Objectives To measure the effectiveness and cost effectiveness of providing care in a chest pain observation unit compared with routine care for patients with acute, undifferentiated chest pain.

Design Cluster randomised controlled trial, with 442 days randomised to the chest pain observation unit or routine care, and cost effectiveness analysis from a health service costing perspective.

Setting The emergency department at the Northern General Hospital, Sheffield, United Kingdom.

Participants 972 patients with acute, undifferentiated chest pain (479 attending on days when care was delivered in the chest pain observation unit, 493 on days of routine care) followed up until six months after initial attendance.

Main outcome measures The proportion of participants admitted to hospital, the proportion with acute coronary syndrome sent home inappropriately, major adverse cardiac events over six months, health utility, hospital reattendance and readmission, and costs per patient to the health service.

Results Use of a chest pain observation unit reduced the proportion of patients admitted from 54% to 37% (difference 17%, odds ratio 0.50, 95% confidence interval 0.39 to 0.65, P < 0.001) and the proportion discharged with acute coronary syndrome from 14% to 6% (8%, −7% to 23%, P = 0.264). Rates of cardiac event were unchanged. Care in the chest pain observation unit was associated with improved health utility during follow up (0.0137 quality adjusted life years gained, 95% confidence interval 0.0030 to 0.0254, P = 0.022) and a saving of £78 per patient (−£56 to £210, P = 0.252).

Conclusions Care in a chest pain observation unit can improve outcomes and may reduce costs to the health service. It seems to be more effective and more cost effective than routine care.

Footnotes

  • Contributors SG conceived the idea for the study, and JN and SJC developed it. All authors contributed to the study design. SG, EC, KA, JA, SR, and DQ collected and managed data. KA, JA, SR, TL, FM, and SC provided care in the chest pain observation unit. SG, JN, and SD performed statistical and economic analysis. SG wrote the first draft of the paper, and all authors contributed to the final draft. SG is the guarantor.

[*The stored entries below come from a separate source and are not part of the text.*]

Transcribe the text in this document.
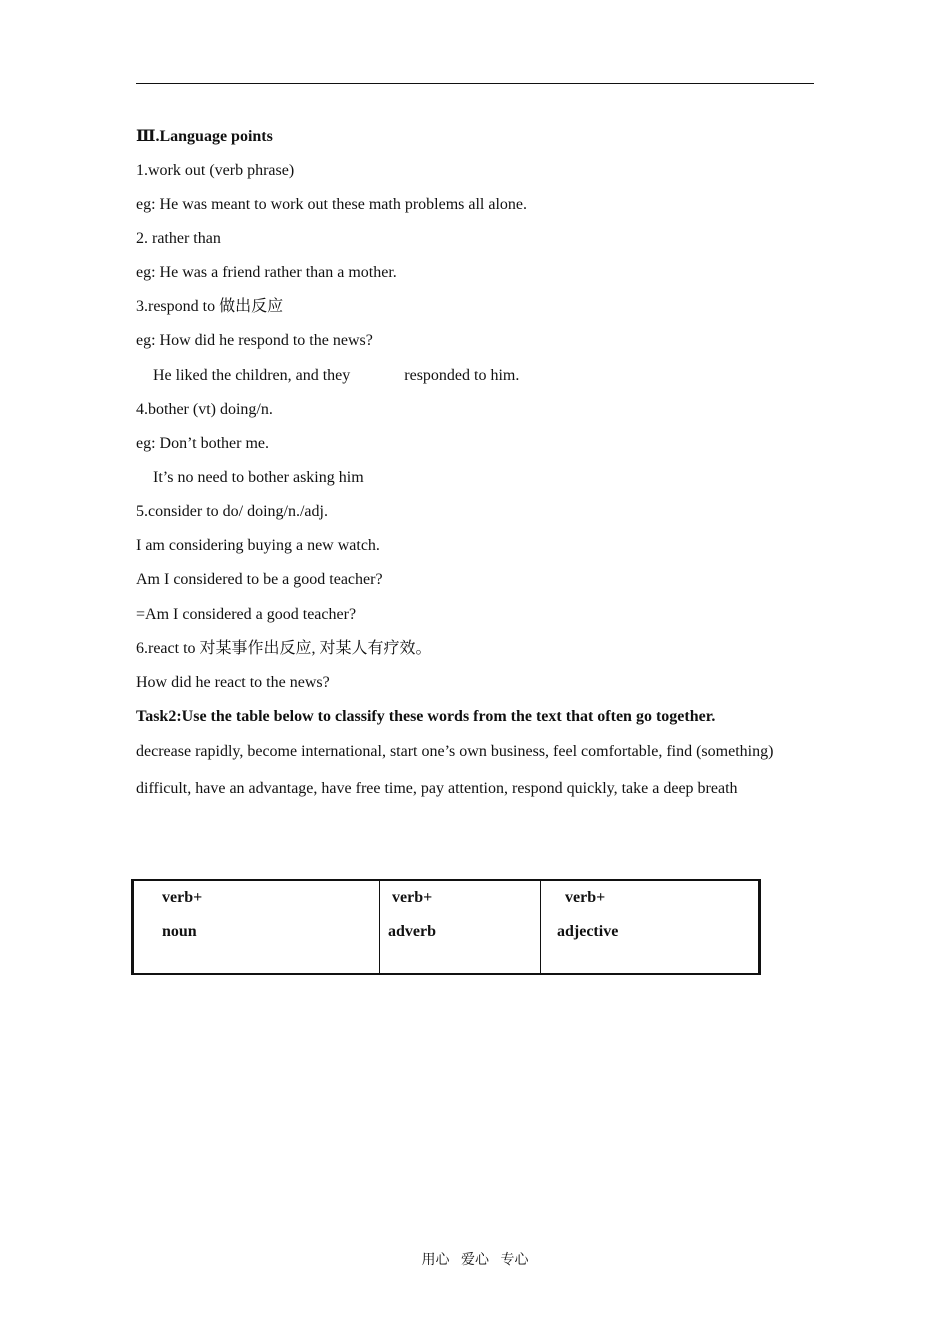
Ⅲ.Language points
1.work out (verb phrase)
eg: He was meant to work out these math problems all alone.
2. rather than
eg: He was a friend rather than a mother.
3.respond to 做出反应
eg: How did he respond to the news?
He liked the children, and they	responded to him.
4.bother (vt) doing/n.
eg: Don’t bother me.
It’s no need to bother asking him
5.consider to do/ doing/n./adj.
I am considering buying a new watch.
Am I considered to be a good teacher?
=Am I considered a good teacher?
6.react to 对某事作出反应, 对某人有疗效。
How did he react to the news?
Task2:Use the table below to classify these words from the text that often go together.
decrease rapidly, become international, start one’s own business, feel comfortable, find (something) difficult, have an advantage, have free time, pay attention, respond quickly, take a deep breath
verb+
noun

verb+
adverb

verb+
adjective
用心 爱心 专心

  • Funding The Northern General Hospital received a grant of £94 000 from the Department of Health, to establish the chest pain observation unit. The study was supported by a £30 000 grant from NHS Trent Policy and Practice research funds. SG was funded by a NHS Trent Health Services research fellowship. DQ was funded by Merseyside Health Action Zone.

  • Competing interests SG, FM, SC, KA, JA, SR, and TL were involved in establishing and developing the Northern General Hospital chest pain observation unit. KA, JA, and SR are currently employed as chest pain nurses running this chest pain observation unit. JN, SD, EC, SJC, and DQ have no competing interests to declare.

  • Ethical approval North Sheffield Research Ethics Committee.